Сначала раздался глухой стук в дверь — бххх, бххх, бххх. Бабка подпрыгнула на стуле и перекрестилась. У Юры отвисла челюсть и на живот потекла тонкая сосулька слюны. Затишье длилось долю секунды, но целую вечность таинственности. Что это? Явление ли конца света, мрачный ли призрак, черный ли дух, пришедший проверить, что у Юры под кроватью? Первой догадалась бабка. Особенно вздохнув, она бросилась в комнату нашей матери Анфисы:
— Фиска! Беги стречай! Не иначе как твой тюремщик!
И пока Фиска в одной комбинашке, прикрыв грудь и плечи малиновым платком, бежала к двери, повторились вдвое усиленные, еще более таинственные удары — б-пххх, б-пххх, б-пххх! Хрустнул дверной замок, и Фиска едва успела сказать:
— Х-хосподи!
— Не ждете ли гостей с Северного полюса? — прорычал глубокий бас, еще глубже, чем у Дранейчикова отца. Он шел, этот бас, по прихожей, топая и шурша шубой. Юра начал тихо мычать.
— Кто тут у нас хорошие мальчики? — В комнату вползало, мохнатясь седым лесом бороды, бровей и усов, дыша жаром тяжкой шубы и валенок, огромное чудище; дубинообразный посох внушал ужас. Ему тесно было в нашей квартирёнке, этому единственному в жизни воплощенному чуду, потолок лежал на его исполинских плечах, локти упирались в стены, валенки топали так страшно, что казалось, если под ними случайно окажется кровать или комод, то от этой рассохшейся бабкиной мебелишки останутся одни щепочки. Открылся рот, уперся дыханием в воздух, и зазвучало:
— Узнаёте, что ли, меня, пацаны?
Юра тихо мычал, истекая слюной, а я, набираясь смелости, преодолевая тягость заледенелой глотки, вымолвил:
— Ты — дед Мороз!
— Правильно, — сказало чудо, — за это вот вам от меня подарки. Тебе, Алеха. И тебе, Юрий.
Я цепко ухватился за протянутую мне коробку, а Юра выронил всунутую в его вялую руку пачку, и по полу покатились белые пластмассовые кусочки. Я чувствовал, как тяжело замерла в моей руке моя коробка и как легко катятся по полу белые Юрины пластмасски. Увидев белое, Юра бросился их подбирать и засовывать в карманы.

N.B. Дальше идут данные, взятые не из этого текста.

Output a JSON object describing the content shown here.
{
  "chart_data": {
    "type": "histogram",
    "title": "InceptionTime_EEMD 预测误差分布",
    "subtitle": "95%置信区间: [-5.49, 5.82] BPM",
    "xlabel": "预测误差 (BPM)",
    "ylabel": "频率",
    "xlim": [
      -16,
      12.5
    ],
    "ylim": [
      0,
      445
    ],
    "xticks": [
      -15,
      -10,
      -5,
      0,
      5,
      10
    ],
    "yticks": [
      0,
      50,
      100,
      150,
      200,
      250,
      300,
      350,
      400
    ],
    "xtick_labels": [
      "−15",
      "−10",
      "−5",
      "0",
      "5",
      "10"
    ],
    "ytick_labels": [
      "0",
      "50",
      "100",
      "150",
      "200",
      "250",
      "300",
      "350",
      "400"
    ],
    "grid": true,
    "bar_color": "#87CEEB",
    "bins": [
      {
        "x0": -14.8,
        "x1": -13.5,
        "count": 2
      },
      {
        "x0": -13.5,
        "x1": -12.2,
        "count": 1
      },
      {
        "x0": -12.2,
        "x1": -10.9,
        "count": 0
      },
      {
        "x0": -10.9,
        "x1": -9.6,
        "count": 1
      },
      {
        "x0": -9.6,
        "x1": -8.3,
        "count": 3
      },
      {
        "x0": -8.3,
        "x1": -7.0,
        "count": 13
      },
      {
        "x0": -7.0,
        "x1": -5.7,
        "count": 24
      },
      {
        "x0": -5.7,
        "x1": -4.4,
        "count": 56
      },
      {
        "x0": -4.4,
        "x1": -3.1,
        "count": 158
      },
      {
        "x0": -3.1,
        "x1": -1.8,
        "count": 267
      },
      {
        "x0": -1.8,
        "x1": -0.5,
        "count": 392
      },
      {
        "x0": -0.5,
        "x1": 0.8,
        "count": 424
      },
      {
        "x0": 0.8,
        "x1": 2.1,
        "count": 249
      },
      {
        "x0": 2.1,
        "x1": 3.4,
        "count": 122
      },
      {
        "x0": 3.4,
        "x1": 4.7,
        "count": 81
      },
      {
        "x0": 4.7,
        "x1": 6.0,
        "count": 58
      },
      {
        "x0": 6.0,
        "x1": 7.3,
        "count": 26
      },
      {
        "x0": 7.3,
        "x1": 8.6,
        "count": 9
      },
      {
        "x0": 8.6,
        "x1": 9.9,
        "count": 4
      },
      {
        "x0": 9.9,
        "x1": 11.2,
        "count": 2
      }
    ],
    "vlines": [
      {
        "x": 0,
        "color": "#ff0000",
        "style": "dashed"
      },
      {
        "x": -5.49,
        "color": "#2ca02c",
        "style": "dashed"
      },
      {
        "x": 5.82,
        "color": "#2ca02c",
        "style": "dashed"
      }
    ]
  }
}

— Эх, криволапый мой, — хрипло рассмеялась моя мать Анфиса, стоя за спиной деда Мороза, все еще в комбинашке и в малиновом платке, наброшенном на плечи и грудь. Из-под кружев комбинашки вырисовывались ее худые коленки с несмываемыми синяками, про которые она всегда говорила: асфальтная болезнь.
Дед Мороз улыбается мне и Юре.
Дед Мороз все еще стоит и не уходит, по лицу его катится восковыми каплями пот.
Дед Мороз поворачивается и идет по коридору, его широченная спина движется к двери.
Дед Мороз уходит.
На лестничной площадке — я видел — моя бабка порылась в кошельке и потом протянула деду Морозу потный трешник, и — я видел — дед Мороз отстранил трешник от себя, как делал это Дранейчиков отец, когда приносил елку. «Может, выпьешь стопарик», — спросила бабка. «Боже меня упаси», — ответил дед Мороз. На лестничную площадку шел с улицы мутный голубой свет, и дед Мороз шагнул в него всем валенком, и пошел в него, и ушел навсегда.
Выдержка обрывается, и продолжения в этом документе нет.